Todos eram membros das Forças Armadas Revolucionárias e do Ministério do Interior. As vítimas estavam a serviço na Venezuela, como parte de acordos de proteção entre os dois países.

Agressão contra a Venezuela e sequestro de Maduro

  • Os EUA lançaram um ataque militar massivo em território venezuelano no dia 3 de janeiro. A operação terminou com o sequestro de Maduro e Flores, que foram levados para Nova York.
  • Caracas classificou as ações de Washington como uma "gravíssima agressão militar" e alertou que o objetivo dos ataques "não é outro senão apoderar-se dos recursos estratégicos da Venezuela, em particular do seu petróleo e minerais, tentando quebrar pela força a independência política da nação".

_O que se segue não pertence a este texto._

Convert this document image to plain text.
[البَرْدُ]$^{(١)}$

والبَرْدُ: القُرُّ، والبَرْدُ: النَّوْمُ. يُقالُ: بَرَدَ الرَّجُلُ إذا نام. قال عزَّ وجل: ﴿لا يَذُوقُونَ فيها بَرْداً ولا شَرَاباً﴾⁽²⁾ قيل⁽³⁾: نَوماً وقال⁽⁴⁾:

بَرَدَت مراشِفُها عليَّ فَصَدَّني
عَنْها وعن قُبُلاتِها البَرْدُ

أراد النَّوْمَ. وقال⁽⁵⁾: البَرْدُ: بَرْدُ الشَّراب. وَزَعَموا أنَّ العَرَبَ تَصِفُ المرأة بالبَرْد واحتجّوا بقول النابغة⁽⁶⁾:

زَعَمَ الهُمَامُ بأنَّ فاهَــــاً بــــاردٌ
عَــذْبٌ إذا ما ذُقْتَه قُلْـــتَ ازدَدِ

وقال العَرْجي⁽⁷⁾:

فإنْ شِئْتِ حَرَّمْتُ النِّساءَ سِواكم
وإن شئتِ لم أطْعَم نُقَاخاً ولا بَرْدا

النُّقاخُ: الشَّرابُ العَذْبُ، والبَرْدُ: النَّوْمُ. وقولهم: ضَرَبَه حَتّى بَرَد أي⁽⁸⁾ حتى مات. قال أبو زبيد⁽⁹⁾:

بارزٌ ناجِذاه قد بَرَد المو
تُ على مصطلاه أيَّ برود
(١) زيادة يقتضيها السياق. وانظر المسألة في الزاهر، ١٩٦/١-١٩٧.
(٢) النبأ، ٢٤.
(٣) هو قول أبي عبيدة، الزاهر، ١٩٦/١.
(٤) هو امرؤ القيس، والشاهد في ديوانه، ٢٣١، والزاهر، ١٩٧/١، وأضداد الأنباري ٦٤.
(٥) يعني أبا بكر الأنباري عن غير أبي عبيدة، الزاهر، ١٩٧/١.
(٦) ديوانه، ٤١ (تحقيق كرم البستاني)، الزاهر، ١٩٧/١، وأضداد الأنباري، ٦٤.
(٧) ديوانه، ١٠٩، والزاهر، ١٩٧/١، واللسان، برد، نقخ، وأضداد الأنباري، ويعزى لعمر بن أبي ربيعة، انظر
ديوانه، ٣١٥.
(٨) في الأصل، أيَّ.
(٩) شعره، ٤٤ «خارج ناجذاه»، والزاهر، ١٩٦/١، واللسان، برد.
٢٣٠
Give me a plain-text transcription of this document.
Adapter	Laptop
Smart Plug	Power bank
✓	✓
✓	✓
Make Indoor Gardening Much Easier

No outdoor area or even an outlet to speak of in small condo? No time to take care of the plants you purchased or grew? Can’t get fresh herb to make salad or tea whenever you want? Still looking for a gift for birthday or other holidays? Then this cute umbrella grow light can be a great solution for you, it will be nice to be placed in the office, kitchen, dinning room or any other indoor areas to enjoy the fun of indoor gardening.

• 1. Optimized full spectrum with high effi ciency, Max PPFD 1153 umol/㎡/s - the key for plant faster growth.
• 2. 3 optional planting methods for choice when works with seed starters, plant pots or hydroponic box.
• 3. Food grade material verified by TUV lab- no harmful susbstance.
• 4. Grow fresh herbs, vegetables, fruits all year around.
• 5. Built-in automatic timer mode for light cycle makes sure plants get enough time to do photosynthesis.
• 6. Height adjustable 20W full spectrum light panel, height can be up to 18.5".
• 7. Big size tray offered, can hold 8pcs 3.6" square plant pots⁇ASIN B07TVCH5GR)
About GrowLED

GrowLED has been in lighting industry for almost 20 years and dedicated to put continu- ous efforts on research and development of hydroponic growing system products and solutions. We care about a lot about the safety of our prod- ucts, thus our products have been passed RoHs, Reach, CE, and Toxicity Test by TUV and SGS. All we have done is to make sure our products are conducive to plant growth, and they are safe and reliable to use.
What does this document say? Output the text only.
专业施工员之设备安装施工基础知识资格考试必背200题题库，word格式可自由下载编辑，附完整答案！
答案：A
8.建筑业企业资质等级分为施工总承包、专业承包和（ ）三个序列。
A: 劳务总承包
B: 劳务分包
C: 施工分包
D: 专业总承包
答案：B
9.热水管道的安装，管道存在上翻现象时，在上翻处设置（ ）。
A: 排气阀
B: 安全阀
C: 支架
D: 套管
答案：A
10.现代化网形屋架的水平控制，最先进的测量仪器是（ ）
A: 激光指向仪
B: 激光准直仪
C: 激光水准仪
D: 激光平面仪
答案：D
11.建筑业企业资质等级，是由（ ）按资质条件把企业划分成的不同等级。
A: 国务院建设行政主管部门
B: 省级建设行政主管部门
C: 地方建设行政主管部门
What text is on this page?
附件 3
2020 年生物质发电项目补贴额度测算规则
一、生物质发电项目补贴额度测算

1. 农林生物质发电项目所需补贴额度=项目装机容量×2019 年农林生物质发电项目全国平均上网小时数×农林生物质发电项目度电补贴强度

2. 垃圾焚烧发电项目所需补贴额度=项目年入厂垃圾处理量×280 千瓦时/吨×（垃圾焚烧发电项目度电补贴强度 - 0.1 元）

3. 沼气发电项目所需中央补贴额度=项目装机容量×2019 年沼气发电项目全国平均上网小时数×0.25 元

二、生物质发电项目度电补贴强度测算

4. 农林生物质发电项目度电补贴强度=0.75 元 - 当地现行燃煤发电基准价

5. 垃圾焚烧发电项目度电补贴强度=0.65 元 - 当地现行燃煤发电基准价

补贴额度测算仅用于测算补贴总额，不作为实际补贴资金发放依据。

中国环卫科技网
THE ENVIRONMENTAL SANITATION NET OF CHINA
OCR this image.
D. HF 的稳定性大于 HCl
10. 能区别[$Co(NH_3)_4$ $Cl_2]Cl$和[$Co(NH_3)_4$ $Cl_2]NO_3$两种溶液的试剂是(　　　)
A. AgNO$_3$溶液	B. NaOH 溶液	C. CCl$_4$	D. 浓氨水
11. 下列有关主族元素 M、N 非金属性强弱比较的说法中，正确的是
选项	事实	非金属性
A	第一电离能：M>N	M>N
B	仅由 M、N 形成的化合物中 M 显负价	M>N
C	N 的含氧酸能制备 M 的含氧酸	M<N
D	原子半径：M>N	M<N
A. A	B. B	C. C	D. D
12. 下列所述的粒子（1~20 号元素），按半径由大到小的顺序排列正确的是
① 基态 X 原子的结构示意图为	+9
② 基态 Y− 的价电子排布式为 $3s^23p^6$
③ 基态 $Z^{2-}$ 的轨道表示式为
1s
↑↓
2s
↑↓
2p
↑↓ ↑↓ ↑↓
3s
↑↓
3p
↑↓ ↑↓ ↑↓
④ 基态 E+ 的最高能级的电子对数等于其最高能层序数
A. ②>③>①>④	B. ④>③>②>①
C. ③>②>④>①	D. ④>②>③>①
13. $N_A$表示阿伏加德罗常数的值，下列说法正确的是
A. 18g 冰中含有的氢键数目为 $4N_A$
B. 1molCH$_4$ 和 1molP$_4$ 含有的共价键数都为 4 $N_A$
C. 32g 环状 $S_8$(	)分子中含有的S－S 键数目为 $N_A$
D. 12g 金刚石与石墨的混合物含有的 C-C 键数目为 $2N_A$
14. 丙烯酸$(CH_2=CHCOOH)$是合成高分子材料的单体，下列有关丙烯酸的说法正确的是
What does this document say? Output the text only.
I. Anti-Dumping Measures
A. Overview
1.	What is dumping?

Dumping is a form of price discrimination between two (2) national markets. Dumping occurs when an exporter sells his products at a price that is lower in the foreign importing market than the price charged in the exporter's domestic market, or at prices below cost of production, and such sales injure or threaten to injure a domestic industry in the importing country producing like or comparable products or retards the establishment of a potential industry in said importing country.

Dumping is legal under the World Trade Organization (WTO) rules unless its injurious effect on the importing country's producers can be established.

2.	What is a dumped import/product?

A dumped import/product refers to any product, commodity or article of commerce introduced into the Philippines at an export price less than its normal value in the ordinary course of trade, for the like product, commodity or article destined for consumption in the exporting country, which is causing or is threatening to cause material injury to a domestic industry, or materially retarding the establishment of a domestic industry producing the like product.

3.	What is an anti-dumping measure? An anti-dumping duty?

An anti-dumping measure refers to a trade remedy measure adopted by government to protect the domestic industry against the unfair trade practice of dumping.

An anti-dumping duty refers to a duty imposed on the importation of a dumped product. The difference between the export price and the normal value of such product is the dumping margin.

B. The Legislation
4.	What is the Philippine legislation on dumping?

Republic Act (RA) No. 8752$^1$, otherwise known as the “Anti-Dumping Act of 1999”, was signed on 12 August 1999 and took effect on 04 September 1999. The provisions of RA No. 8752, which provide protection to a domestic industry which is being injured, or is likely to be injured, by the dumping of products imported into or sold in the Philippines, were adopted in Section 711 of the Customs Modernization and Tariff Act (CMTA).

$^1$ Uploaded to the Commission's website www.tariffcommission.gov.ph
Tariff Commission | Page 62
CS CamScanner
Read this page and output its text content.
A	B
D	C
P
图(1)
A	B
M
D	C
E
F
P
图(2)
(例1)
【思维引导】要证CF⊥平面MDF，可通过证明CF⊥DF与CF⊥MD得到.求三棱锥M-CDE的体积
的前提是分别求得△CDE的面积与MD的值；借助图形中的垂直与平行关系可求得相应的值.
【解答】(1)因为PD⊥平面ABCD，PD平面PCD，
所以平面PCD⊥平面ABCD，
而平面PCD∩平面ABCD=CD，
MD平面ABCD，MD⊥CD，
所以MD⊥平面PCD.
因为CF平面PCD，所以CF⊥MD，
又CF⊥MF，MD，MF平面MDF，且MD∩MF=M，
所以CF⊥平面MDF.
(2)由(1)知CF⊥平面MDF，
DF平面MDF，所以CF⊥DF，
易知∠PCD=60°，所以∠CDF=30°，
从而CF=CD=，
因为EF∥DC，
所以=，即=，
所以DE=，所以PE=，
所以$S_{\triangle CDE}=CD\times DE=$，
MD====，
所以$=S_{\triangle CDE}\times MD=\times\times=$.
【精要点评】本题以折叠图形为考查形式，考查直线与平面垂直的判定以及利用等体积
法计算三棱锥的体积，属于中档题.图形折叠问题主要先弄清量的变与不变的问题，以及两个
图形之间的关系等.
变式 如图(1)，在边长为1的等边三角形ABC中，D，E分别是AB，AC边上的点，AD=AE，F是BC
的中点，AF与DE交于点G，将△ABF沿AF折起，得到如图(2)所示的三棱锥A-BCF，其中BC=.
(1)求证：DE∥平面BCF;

  • Maduro se declarou inocente em sua primeira audiência perante a Justiça dos EUA no Tribunal do Distrito Sul de Nova York, acusado de narcoterrorismo. Flores procedeu da mesma forma.
  • A vice-presidente da Venezuela, Delcy Rodrígueztomou posse no dia 5 de janeiro como presidente encarregada do país sul-americano.
  • Diversos países da comunidade internacional, entre eles a Rússia e a China, pediram a libertação de Maduro e sua esposa. O Ministério das Relações Exteriores da Rússia destacou que a Venezuela deve ter garantido o direito de decidir seu destino sem qualquer intervenção externa. "Reafirmamos a solidariedade inabalável da Rússia com o povo e o governo venezuelanos. Desejamos à presidente encarregada Delcy Rodríguez sucesso na resolução dos desafios que a República Bolivariana enfrenta. Por nossa parte, expressamos nossa disposição de continuar a prestar o apoio necessário ao nosso país amigo, a Venezuela", declarou Lavrov.